A noter aussi un forfait à part, de 5 euros par mois, pour accéder à l'option Sport donnant accès à de grands événements sportifs comme l'Open d'Australie, le Tour de France et les 24 heures du Mans (les JO 2024 en revanche seront proposés à tous les abonnés).
Un réseau de distribution solide
Pour gagner des parts de marché, la visibilité et l'accessibilité sont indispensables. Les plateformes l'ont compris et Max n'est pas en reste puisque des accords de distribution se multiplient avec notamment Canal+, Prime Video et les opérateurs Orange, Free et SFR. Grâce à ces nombreux intermédiaires, près de huit Français sur dix devraient être en capacité d'accéder à Max selon NPA Conseil.
Ces accès seront a priori sans coût supplémentaire dans certains cas, comme chez Amazon Prime Video pour ceux qui sont déjà abonnés au Pass Warner (commercialisé à 9,99 euros chez Prime) ou encore chez Canal+ pour ceux déjà inscrits à Ciné Séries, Friends & Family, Intégrale ou Rat+ Ciné-Séries.
"Tous ces accords illustrent une tendance forte du retour au bundle.
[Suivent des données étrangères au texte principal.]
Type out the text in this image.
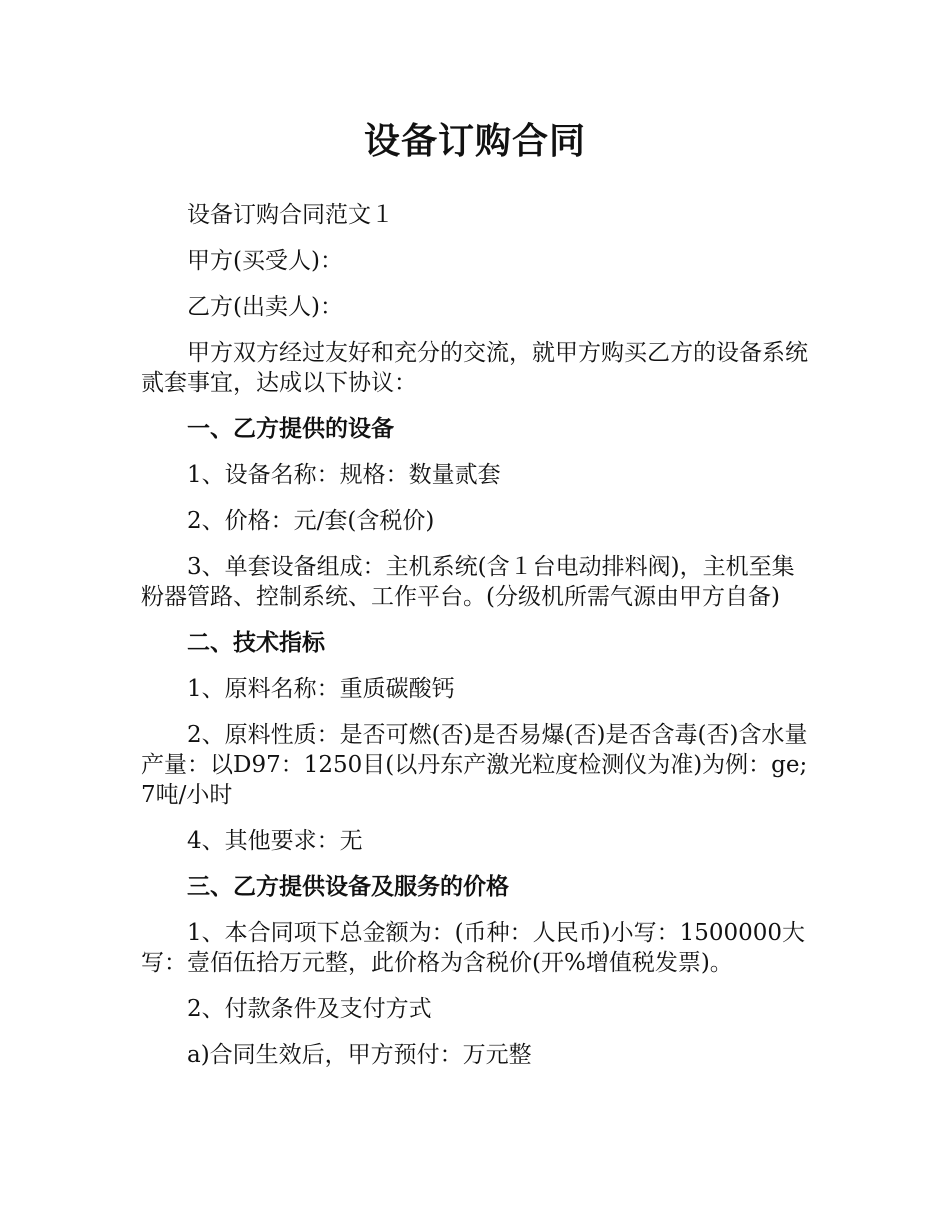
设备订购合同

设备订购合同范文１

甲方(买受人)：

乙方(出卖人)：

甲方双方经过友好和充分的交流，就甲方购买乙方的设备系统贰套事宜，达成以下协议：

一、乙方提供的设备

1、设备名称：规格：数量贰套

2、价格：元/套(含税价)

3、单套设备组成：主机系统(含１台电动排料阀)，主机至集粉器管路、控制系统、工作平台。(分级机所需气源由甲方自备)

二、技术指标

1、原料名称：重质碳酸钙

2、原料性质：是否可燃(否)是否易爆(否)是否含毒(否)含水量产量：以D97：1250目(以丹东产激光粒度检测仪为准)为例：ge;7吨/小时

4、其他要求：无

三、乙方提供设备及服务的价格

1、本合同项下总金额为：(币种：人民币)小写：1500000大写：壹佰伍拾万元整，此价格为含税价(开%增值税发票)。

2、付款条件及支付方式

a)合同生效后，甲方预付：万元整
On atteint de fait la limite du modèle où chacun vient avec son offre de son côté. D'une part parce que les consommateurs limitent le nombre d'abonnements. D'autre part, le développement de la CTV impose une logique de visibilité sur le grand écran – toutes les offres entrent dans les box ou via Canal et cela facilite le churn d'un service à un autre", analyse Jérôme Colin.
Et ce n'est pas tout : des offres groupées voient également le jour de l'autre côté de l'Atlantique avec des annonces qui se multiplient et se chevauchent. Warner Bros.Discovery et Disney lancent dès cet été, aux Etats-Unis seulement pour le moment, une offre de streaming commune réunissant Disney+, Hulu et Max. Les deux groupes viennent également d'annoncer la création d'une joint-venture avec Fox nommée Venu et intégralement dédiée aux sports. Depuis fin mars d'ailleurs, Disney+ donne accès à Hulu, le service de streaming dont le groupe a pris le contrôle total fin 2023.